Moraes manda Justiça refazer cálculo de pena em caso do relógio histórico do Planalto
Condenado pelos atos de 8 de Janeiro terá desconto de dias trabalhados e de leitura analisado novamente
O ministro do Supremo Tribunal Federal (STF) Alexandre de Moraes determinou que a Justiça de Minas Gerais refaça, em até 48 horas, o cálculo da pena do mecânico Antonio Cláudio Ferreira, condenado por participação nos atos de 8 de janeiro de 2023, em Brasília. Ferreira ficou conhecido por ter destruído um relógio histórico do século XIX, presente de Balthazar Martinot a Dom João VI e parte do acervo do Palácio do Planalto.
A ordem foi direcionada à Vara de Execuções Penais de Uberlândia, que deverá emitir um novo atestado de pena a cumprir, já considerando os descontos autorizados anteriormente pelo próprio Moraes. Ao todo, são 66 dias a menos na condenação: 62 dias por trabalho realizado dentro do presídio e quatro dias por leitura comprovada.
Condenado a 17 anos de prisão, o mecânico segue em regime fechado no presídio Professor Jacy de Assis, em Uberlândia. A progressão ao semiaberto chegou a ser autorizada pela Justiça local em 2025, mas foi rapidamente anulada por decisão do STF, sob o argumento de que apenas a Corte tem competência para deliberar sobre a execução penal dos réus do 8 de Janeiro.

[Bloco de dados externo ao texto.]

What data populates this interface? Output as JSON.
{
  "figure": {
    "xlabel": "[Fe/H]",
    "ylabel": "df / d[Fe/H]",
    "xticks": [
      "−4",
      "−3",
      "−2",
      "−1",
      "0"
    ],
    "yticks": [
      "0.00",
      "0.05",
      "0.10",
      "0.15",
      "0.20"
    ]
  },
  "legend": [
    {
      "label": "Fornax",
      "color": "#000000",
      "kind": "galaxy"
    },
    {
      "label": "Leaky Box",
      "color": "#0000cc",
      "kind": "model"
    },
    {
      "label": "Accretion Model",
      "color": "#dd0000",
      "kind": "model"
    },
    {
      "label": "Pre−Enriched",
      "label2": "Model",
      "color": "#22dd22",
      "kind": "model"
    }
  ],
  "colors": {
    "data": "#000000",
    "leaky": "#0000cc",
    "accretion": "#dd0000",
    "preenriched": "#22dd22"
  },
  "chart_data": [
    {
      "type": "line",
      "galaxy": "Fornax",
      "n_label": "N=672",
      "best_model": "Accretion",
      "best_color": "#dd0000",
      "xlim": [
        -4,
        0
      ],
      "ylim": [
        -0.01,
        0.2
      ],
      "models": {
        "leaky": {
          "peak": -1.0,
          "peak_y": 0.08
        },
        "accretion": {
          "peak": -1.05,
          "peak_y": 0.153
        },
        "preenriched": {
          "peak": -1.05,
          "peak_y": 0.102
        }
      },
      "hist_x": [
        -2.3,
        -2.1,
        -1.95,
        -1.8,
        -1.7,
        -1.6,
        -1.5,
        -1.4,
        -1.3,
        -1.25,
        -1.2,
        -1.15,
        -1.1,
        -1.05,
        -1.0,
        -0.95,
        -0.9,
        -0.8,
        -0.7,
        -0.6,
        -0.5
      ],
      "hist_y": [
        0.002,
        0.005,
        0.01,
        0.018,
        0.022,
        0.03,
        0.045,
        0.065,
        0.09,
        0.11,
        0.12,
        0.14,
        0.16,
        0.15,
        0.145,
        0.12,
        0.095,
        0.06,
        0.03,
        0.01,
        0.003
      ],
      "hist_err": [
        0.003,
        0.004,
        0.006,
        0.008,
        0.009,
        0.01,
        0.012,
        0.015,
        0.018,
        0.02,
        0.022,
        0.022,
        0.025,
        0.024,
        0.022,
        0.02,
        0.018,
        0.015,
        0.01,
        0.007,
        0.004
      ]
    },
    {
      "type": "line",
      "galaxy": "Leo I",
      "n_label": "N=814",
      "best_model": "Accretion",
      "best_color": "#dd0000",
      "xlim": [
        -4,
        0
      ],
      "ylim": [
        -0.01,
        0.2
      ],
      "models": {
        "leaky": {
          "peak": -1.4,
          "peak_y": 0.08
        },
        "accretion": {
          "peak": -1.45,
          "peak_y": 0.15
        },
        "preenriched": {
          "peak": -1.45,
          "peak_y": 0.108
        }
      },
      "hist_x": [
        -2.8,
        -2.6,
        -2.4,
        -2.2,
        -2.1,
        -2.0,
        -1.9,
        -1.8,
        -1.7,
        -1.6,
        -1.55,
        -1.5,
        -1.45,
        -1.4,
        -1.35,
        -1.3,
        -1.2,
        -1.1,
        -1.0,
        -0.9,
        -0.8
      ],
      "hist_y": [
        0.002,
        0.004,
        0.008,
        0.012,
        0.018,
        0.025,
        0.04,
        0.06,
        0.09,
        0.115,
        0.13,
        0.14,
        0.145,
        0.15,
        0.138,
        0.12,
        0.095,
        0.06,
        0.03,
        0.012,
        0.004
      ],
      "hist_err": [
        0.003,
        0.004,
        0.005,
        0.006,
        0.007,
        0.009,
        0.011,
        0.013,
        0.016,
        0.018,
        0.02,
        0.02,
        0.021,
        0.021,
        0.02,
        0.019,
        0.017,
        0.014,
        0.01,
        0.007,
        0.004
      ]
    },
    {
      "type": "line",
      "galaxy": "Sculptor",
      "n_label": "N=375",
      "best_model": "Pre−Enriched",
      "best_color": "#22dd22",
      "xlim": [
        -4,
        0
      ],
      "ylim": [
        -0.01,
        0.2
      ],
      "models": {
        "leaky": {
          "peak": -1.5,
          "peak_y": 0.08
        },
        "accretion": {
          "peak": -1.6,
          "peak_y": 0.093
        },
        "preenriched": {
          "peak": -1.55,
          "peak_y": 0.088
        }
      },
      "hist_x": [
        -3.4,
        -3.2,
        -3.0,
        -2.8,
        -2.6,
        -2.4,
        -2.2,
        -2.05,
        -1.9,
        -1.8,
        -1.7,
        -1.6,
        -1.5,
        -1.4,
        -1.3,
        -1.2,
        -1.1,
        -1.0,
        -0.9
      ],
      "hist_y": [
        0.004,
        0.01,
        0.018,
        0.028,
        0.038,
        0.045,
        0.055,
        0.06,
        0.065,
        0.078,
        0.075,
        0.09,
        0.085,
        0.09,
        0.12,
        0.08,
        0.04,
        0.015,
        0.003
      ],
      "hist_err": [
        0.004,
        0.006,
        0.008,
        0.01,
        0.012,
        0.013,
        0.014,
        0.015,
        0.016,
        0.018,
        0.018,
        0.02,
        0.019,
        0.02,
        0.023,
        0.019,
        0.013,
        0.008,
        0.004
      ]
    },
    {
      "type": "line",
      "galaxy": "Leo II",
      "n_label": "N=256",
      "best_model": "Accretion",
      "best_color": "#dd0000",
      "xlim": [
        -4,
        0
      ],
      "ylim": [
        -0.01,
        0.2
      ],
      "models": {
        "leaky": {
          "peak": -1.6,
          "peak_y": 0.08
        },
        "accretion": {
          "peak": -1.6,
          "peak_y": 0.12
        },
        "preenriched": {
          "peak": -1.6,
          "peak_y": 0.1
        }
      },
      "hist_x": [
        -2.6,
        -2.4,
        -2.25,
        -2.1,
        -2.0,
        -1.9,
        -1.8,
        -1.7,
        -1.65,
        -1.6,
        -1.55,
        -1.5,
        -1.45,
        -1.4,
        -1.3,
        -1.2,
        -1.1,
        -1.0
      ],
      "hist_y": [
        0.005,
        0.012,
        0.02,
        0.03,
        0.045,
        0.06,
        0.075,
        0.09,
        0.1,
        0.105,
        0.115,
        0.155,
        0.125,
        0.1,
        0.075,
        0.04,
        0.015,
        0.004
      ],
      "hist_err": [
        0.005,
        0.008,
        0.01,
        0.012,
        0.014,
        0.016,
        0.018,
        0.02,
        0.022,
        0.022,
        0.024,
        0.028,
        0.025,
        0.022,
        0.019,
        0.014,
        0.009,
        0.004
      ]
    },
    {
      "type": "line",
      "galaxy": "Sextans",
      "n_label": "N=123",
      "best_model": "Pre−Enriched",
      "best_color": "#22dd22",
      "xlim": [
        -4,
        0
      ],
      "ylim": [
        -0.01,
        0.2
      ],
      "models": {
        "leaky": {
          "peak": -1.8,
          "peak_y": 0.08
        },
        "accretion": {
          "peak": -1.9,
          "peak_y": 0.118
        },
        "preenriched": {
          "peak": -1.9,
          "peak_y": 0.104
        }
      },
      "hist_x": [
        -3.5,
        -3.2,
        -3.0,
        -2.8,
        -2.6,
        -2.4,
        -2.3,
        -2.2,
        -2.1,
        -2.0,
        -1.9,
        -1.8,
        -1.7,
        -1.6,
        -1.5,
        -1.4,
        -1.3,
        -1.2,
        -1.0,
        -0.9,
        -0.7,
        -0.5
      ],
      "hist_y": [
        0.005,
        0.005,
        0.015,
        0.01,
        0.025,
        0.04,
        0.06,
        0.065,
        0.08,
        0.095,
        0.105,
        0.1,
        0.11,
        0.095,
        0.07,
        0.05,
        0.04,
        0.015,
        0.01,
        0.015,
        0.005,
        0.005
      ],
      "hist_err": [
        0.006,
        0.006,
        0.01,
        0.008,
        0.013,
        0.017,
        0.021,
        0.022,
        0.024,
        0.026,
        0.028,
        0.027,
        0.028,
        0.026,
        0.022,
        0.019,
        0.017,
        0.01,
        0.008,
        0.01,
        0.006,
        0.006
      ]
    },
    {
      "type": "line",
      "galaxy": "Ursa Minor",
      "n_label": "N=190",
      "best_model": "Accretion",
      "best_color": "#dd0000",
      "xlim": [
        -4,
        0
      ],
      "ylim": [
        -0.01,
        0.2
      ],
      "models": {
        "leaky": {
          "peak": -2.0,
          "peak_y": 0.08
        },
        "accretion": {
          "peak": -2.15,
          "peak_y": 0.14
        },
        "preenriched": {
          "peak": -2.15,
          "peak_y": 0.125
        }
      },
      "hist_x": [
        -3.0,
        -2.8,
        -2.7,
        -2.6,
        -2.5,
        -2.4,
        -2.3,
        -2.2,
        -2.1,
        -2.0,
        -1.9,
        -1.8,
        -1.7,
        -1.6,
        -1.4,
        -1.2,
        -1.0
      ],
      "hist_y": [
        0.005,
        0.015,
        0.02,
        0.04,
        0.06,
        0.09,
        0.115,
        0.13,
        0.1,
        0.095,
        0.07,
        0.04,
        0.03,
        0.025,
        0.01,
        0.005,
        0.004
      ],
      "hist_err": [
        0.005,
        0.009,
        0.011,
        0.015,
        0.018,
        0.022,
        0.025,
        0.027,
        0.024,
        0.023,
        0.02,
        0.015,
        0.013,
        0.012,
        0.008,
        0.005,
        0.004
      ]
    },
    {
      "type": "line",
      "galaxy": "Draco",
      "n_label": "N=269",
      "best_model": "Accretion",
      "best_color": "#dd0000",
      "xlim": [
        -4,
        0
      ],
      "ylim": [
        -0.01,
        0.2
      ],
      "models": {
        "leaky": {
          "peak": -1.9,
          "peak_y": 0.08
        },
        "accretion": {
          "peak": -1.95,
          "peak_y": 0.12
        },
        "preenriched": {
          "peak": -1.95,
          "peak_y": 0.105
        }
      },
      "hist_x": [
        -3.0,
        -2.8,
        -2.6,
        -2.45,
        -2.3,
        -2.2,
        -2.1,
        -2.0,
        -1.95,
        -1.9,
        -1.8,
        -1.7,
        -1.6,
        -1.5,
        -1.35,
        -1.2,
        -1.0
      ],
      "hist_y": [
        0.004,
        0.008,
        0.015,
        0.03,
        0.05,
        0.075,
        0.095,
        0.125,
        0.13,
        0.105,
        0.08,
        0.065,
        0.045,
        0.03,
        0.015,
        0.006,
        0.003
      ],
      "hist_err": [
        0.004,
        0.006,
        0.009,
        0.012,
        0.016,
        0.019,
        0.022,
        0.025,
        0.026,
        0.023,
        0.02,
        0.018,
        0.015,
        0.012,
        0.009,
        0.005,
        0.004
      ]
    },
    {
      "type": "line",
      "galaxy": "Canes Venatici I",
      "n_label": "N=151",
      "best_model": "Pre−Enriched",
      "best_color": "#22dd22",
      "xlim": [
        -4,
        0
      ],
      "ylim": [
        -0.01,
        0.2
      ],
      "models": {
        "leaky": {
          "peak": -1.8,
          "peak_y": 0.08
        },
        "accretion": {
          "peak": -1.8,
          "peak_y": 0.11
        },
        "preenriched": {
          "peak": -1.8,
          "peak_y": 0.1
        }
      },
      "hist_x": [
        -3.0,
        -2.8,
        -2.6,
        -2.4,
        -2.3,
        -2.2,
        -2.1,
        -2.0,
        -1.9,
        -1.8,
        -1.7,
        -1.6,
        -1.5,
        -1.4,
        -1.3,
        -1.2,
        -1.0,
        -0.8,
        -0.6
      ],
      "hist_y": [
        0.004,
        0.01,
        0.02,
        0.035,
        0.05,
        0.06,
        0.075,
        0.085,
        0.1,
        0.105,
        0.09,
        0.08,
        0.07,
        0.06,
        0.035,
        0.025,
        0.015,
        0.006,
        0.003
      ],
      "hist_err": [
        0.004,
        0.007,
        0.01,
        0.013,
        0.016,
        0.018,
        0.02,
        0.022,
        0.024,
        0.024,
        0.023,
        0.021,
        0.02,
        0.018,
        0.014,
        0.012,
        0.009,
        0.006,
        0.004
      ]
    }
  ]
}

Trabalho, estudos e nova conferência
Além da revisão do tempo de pena, Moraes também determinou que a Justiça estadual comprove a carga horária e a frequência de Ferreira em atividades educacionais, incluindo sua participação no Exame Nacional para Certificação de Competências de Jovens e Adultos (Encceja), no qual ele obteve certificação do ensino fundamental.
O ministro ainda ordenou a verificação detalhada das leituras realizadas pelo condenado. Segundo documentos citados na decisão, Ferreira apresentou resenhas de quatro livros, entre eles O Mulato, de Aluísio Azevedo, além de obras da literatura brasileira clássica.
A determinação foi reiterada porque, na avaliação de Moraes, a Justiça mineira não cumpriu integralmente ordens anteriores sobre a atualização do atestado de pena, o que gerou inconsistências apontadas também pela defesa.
Caso marcado por idas e vindas
Ferreira chegou a ser solto em junho de 2025 por decisão de um juiz de primeira instância, que entendeu haver direito à progressão de regime. O STF, no entanto, considerou a soltura irregular, apontou falha administrativa e ordenou sua prisão novamente poucos dias depois.
Desde então, o mecânico cumpre pena de forma contínua, já com o período de prisão preventiva devidamente descontado. O relógio histórico destruído durante os atos foi restaurado na Suíça e devolvido ao acervo presidencial em 2025, encerrando um dos episódios simbólicos mais marcantes da depredação ocorrida no Planalto.